Dr. Thompson, a breast surgical oncologist with Corewell Health, says early breast cancer can be treated and cured with a survival rate of over 90 percent.
“For the Latina population who tend to be diagnosed at later stages, making sure that those screening exams are readily accessible is of the utmost importance,” she says.
Dr. Thompson adds that the Betty Ford Breast Care Services also offers a mobile mammography clinic. She also stressed the importance of genetic counseling and testing.
“I think that is, again, something that we as healthcare providers should be initiating that conversation with our patients, but also spreading that awareness with our Latina breast cancer survivors so that they can be appropriately counseled, in addition to knowing not only their own personal risk, but their family members risk,” Dr. Thompson says.
The mobile mammography clinic at the HCWM will return for a final time on November 5, from 9 a.m. to 4 p.m. It’ll be in the parking lot at 1204 Cesar E. Chavez Avenue Southwest in Grand Rapids.
“It’s definitely really important that we catch these types of things before it’s too late,” Mascorro says.

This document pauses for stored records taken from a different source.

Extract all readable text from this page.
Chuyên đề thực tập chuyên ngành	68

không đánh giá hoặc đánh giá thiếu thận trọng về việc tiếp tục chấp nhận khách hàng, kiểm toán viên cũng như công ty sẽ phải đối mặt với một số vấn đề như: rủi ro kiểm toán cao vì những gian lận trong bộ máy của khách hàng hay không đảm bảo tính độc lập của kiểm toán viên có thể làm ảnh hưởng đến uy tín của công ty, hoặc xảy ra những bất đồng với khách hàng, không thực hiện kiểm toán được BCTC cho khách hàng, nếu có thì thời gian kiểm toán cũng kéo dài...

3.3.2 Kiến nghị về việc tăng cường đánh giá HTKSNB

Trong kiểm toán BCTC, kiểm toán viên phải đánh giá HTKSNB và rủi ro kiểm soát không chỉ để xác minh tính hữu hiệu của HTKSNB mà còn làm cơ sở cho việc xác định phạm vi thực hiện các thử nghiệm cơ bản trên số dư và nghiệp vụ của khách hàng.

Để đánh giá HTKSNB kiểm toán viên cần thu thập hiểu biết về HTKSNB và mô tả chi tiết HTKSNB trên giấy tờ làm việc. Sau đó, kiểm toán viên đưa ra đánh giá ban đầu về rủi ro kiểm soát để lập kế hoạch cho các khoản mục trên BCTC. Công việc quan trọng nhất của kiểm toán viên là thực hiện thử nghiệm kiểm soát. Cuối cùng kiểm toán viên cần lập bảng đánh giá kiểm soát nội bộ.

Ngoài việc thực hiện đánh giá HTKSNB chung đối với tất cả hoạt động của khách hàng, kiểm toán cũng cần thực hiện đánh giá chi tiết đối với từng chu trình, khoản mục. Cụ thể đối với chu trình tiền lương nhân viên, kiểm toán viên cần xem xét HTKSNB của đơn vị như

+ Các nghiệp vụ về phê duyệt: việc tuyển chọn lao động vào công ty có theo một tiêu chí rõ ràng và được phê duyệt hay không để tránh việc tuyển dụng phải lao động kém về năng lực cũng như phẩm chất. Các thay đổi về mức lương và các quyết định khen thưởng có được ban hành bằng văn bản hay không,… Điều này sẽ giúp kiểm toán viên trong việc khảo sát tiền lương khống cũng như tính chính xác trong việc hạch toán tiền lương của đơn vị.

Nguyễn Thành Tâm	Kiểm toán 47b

The first two clinics were held in September and October. Mascorro says women made appointments and walked in for their mammograms.
“We’ve also had women who, at past mobile mammography screenings at the bus, that was when they actually caught a lump in their breast. That’s when they actually caught something,” she says. “So we had one participant, who when she saw that we were going to have it, she was really excited because she wanted to check and make sure that the lump didn’t come back and that she was, (that) everything was okay with her.”